BCTF pleased government back down from proposed prevalence model

THE government’s changes to the education funding formula include good additions and some significant omissions, said BC Teachers Federation President Teri Mooring on Friday.

“Teachers have been working hard to convince the government to back off a proposal to fund special education based on population statistics instead of actual identified student needs,” said Mooring. “The proposal was called the prevalence model and we were concerned about the negative consequences for students with special needs, their parents, and their teachers. I’m really proud of the advocacy work BCTF members did and that the BC NDP government listened to our concerns.

“It’s reassuring to see the government moving forward with changes to the education funding model in such a measured and purposeful way. I am pleased to hear the Minister of Education commit to spend more time working with teachers and other stakeholders on how best to move forward with funding inclusive education. There’s a lot more work to do and the prevalence model is definitely the wrong approach.”

Mooring also congratulated the government on adding a supplement to support children and youth in care.

She said: “Whether it’s hot lunch programs, mental health supports, or extra counselling, we know those students need more and I am thrilled to hear help is on the way to them. It’s an incredibly important change that will help undo some of the damage done by the previous government. Children and youth in care are some of our most vulnerable students. It is so important that they get the extra help in classrooms and in the community to keep them well and help them thrive.”
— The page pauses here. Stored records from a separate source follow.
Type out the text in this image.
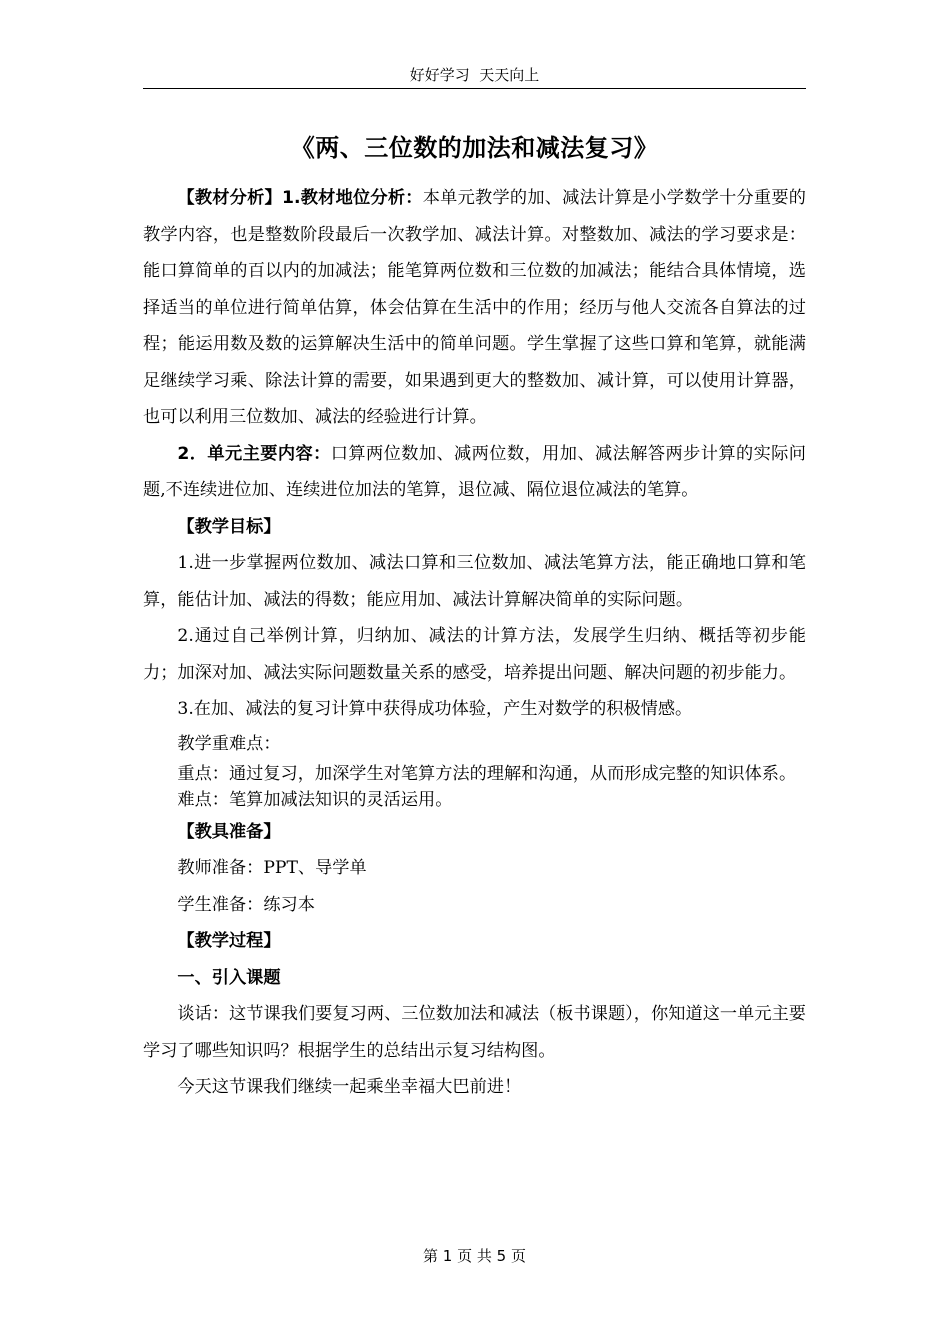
好好学习  天天向上
《两、三位数的加法和减法复习》

【教材分析】1.教材地位分析：本单元教学的加、减法计算是小学数学十分重要的教学内容，也是整数阶段最后一次教学加、减法计算。对整数加、减法的学习要求是：能口算简单的百以内的加减法；能笔算两位数和三位数的加减法；能结合具体情境，选择适当的单位进行简单估算，体会估算在生活中的作用；经历与他人交流各自算法的过程；能运用数及数的运算解决生活中的简单问题。学生掌握了这些口算和笔算，就能满足继续学习乘、除法计算的需要，如果遇到更大的整数加、减计算，可以使用计算器，也可以利用三位数加、减法的经验进行计算。

2．单元主要内容：口算两位数加、减两位数，用加、减法解答两步计算的实际问题,不连续进位加、连续进位加法的笔算，退位减、隔位退位减法的笔算。

【教学目标】

1.进一步掌握两位数加、减法口算和三位数加、减法笔算方法，能正确地口算和笔算，能估计加、减法的得数；能应用加、减法计算解决简单的实际问题。

2.通过自己举例计算，归纳加、减法的计算方法，发展学生归纳、概括等初步能力；加深对加、减法实际问题数量关系的感受，培养提出问题、解决问题的初步能力。

3.在加、减法的复习计算中获得成功体验，产生对数学的积极情感。

教学重难点：

重点：通过复习，加深学生对笔算方法的理解和沟通，从而形成完整的知识体系。

难点：笔算加减法知识的灵活运用。

【教具准备】

教师准备：PPT、导学单

学生准备：练习本

【教学过程】

一、引入课题

谈话：这节课我们要复习两、三位数加法和减法（板书课题），你知道这一单元主要学习了哪些知识吗？根据学生的总结出示复习结构图。

今天这节课我们继续一起乘坐幸福大巴前进！

第 1 页 共 5 页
Mooring said she is looking forward to the upcoming budget to learn more about the government’s plans for funding BC’s public education system and resolving problems like BC’s teacher shortage crisis. She’ll also be looking for new funding to help BC teachers and the BC Public School Employers’ Association reach a good deal in mediation.

She added: “The threat of the prevalence model made an already complex round of collective bargaining more difficult. It’s going to be helpful to this round to see it shelved. I hope this decision not to proceed with the prevalence funding model is permanent and that the promise for additional consultation will find a better way forward for teachers, students, and parents.”